BigQuery examples

Important 

In Collibra 2024.05, we launched a new user interface (UI) for Collibra Data Intelligence Platform! You can learn more about this latest UI in the UI overview.

Use the following options to see the documentation in the latest UI or in the previous, classic UI:

This documentation contains examples of how BigQuery behaves with respect to certain data protection standards and data access rules.

Example 

Suppose that a table named table1 exists in BigQuery. This table contains Personally Identifiable Information (PII). The PII data category contains all the columns from table1.

Table in BigQuery

A standard that applies to the following groups has been created: Everyone, Human Resources, Marketing, and Sales. This standard requires default masking for the PII data category.

Image of the standard

Image of the standard

Behavior

When the standard is synchronized and active, a standard policy tag is created in BigQuery's taxonomy. The standard policy tag is named COLLIBRA_STANDARD_DEFAULT_<data protection standard name><data protection standard ID>.

BigQuery standard policy tags

The following image shows how the policy tags are applied to the columns in table1.

BigQuery standard policy tags

All the columns are assigned the same standard policy tag and are protected by default masking because they belong to the PII data category (selected in the standard).

Example 

Suppose that a table named table1 exists in BigQuery. This table contains Personally Identifiable Information (PII) and Ultra Sensitive Information (USI). The PII data category contains all the columns from table1, except for id and source. The USI data category contains only the status column.

Table in BigQuery

A standard that applies to the following groups has been created: Everyone, Human Resources, Marketing, and Sales. This standard requires default masking for the PII data category.

Image of the standard

Image of the standard

However, a rule that applies to the Human Resources group has been created. This rule requires hashing for the USI columns in table1.

Image of the rule

Image of the rule

Behavior

When the standard and rule are synchronized and active, policy tags are created in BigQuery's taxonomy. The standard policy tag is named COLLIBRA_STANDARD_DEFAULT_<data protection standard name><data protection standard ID>. The rule policy tag is named COLLIBRA_AGGREGATED_POLICIES_<rulesaccesshash>.

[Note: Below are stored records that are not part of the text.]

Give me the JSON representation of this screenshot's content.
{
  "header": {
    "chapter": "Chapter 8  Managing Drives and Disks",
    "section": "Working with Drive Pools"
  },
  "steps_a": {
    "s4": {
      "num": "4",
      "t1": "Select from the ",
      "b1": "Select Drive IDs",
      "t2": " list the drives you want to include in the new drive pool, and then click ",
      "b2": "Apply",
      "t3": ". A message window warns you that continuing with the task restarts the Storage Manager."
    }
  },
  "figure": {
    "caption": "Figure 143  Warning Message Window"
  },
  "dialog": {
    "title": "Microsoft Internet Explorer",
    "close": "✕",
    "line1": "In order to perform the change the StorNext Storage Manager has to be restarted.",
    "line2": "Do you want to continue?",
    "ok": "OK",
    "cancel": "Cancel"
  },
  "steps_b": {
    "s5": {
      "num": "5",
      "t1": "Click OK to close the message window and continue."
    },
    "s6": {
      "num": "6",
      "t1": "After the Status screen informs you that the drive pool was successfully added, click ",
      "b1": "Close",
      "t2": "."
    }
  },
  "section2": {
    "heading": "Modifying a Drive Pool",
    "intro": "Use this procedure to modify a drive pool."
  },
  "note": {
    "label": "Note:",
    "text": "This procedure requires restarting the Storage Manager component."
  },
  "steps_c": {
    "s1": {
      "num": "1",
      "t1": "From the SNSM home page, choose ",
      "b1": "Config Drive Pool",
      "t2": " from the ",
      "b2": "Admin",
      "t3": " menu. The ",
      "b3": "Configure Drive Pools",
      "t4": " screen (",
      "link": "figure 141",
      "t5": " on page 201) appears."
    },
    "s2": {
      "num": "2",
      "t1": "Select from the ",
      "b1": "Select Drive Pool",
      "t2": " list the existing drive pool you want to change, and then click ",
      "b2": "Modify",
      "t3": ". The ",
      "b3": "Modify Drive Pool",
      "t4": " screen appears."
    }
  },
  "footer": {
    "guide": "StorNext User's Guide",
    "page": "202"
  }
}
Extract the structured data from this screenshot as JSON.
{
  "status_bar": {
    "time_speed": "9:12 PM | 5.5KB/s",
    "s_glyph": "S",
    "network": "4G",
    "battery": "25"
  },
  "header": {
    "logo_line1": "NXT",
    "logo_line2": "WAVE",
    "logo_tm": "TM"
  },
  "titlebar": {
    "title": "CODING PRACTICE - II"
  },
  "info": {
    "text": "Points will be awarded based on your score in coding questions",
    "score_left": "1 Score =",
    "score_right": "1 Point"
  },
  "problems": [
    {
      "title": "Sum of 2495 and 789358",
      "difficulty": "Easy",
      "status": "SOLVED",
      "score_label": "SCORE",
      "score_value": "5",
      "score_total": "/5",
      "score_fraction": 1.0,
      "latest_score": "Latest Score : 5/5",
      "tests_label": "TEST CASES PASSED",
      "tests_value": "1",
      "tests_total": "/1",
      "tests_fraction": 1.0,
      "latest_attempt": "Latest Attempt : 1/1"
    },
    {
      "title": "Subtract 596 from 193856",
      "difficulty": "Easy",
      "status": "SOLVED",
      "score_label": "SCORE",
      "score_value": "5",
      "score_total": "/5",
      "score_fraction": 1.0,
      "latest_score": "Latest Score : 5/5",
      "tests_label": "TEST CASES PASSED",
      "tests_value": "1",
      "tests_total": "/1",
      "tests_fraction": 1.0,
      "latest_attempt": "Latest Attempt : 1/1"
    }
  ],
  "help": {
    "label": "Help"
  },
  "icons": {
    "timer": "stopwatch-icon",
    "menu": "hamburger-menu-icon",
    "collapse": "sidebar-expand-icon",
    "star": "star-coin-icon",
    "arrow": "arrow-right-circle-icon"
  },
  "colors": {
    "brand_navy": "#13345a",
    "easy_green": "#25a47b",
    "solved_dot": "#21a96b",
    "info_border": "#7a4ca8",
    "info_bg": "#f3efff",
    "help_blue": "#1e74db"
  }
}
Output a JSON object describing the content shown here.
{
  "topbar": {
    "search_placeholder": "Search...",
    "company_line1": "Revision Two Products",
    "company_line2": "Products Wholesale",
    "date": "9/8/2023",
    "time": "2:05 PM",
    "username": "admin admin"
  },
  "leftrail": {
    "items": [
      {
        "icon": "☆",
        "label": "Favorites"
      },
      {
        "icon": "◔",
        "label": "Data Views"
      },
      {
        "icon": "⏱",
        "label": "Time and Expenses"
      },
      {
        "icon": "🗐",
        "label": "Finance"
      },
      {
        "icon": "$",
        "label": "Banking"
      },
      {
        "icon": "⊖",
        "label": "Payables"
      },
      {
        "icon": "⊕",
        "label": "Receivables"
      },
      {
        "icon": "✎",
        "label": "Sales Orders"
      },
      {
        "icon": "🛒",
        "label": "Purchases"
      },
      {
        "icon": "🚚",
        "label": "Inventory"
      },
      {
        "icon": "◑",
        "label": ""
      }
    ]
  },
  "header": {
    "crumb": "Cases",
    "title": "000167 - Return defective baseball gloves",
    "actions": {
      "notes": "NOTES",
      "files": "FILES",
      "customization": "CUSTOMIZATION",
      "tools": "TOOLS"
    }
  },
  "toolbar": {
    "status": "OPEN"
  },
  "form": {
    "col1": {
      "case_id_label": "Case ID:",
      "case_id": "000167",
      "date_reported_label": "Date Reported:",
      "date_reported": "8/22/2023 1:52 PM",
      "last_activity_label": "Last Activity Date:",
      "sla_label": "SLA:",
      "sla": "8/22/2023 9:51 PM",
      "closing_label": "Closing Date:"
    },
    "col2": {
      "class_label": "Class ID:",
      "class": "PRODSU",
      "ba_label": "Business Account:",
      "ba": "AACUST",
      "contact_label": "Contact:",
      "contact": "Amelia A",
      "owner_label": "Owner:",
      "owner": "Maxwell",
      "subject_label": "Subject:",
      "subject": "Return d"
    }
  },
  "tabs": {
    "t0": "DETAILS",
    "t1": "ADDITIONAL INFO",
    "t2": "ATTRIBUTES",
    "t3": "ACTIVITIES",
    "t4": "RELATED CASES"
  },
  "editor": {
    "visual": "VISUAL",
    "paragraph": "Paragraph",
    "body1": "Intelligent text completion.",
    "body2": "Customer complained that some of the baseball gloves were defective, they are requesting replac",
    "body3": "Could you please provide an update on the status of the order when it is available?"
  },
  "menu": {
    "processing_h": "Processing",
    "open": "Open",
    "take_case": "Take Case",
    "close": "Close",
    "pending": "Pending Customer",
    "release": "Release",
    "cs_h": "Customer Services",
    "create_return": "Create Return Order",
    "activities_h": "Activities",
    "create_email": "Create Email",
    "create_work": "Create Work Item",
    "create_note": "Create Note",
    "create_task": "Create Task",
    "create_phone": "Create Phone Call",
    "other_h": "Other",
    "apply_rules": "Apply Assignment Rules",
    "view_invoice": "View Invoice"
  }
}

BigQuery standard policy tags

BigQuery rule policy tags

The following image shows how the policy tags are applied to the columns in table1.

BigQuery standard and rule policy tags

  • The id and source columns do not belong to the PII data category (selected in the standard) or the USI data category (selected in the rule). Therefore, they are not protected by either the standard or the rule. However, they are still assigned a rule policy tag with the Fine-Grained Reader access to allow users to view the original data.
  • The name and score columns belong to the PII data category (selected in the standard). They are assigned the same standard policy tag and are protected by default masking.
  • The status column belongs to both the PII data category (selected in the standard) and the USI data category (selected in the rule). Because the rule takes priority over the standard, the status column is assigned only the rule policy tag and is protected by hashing.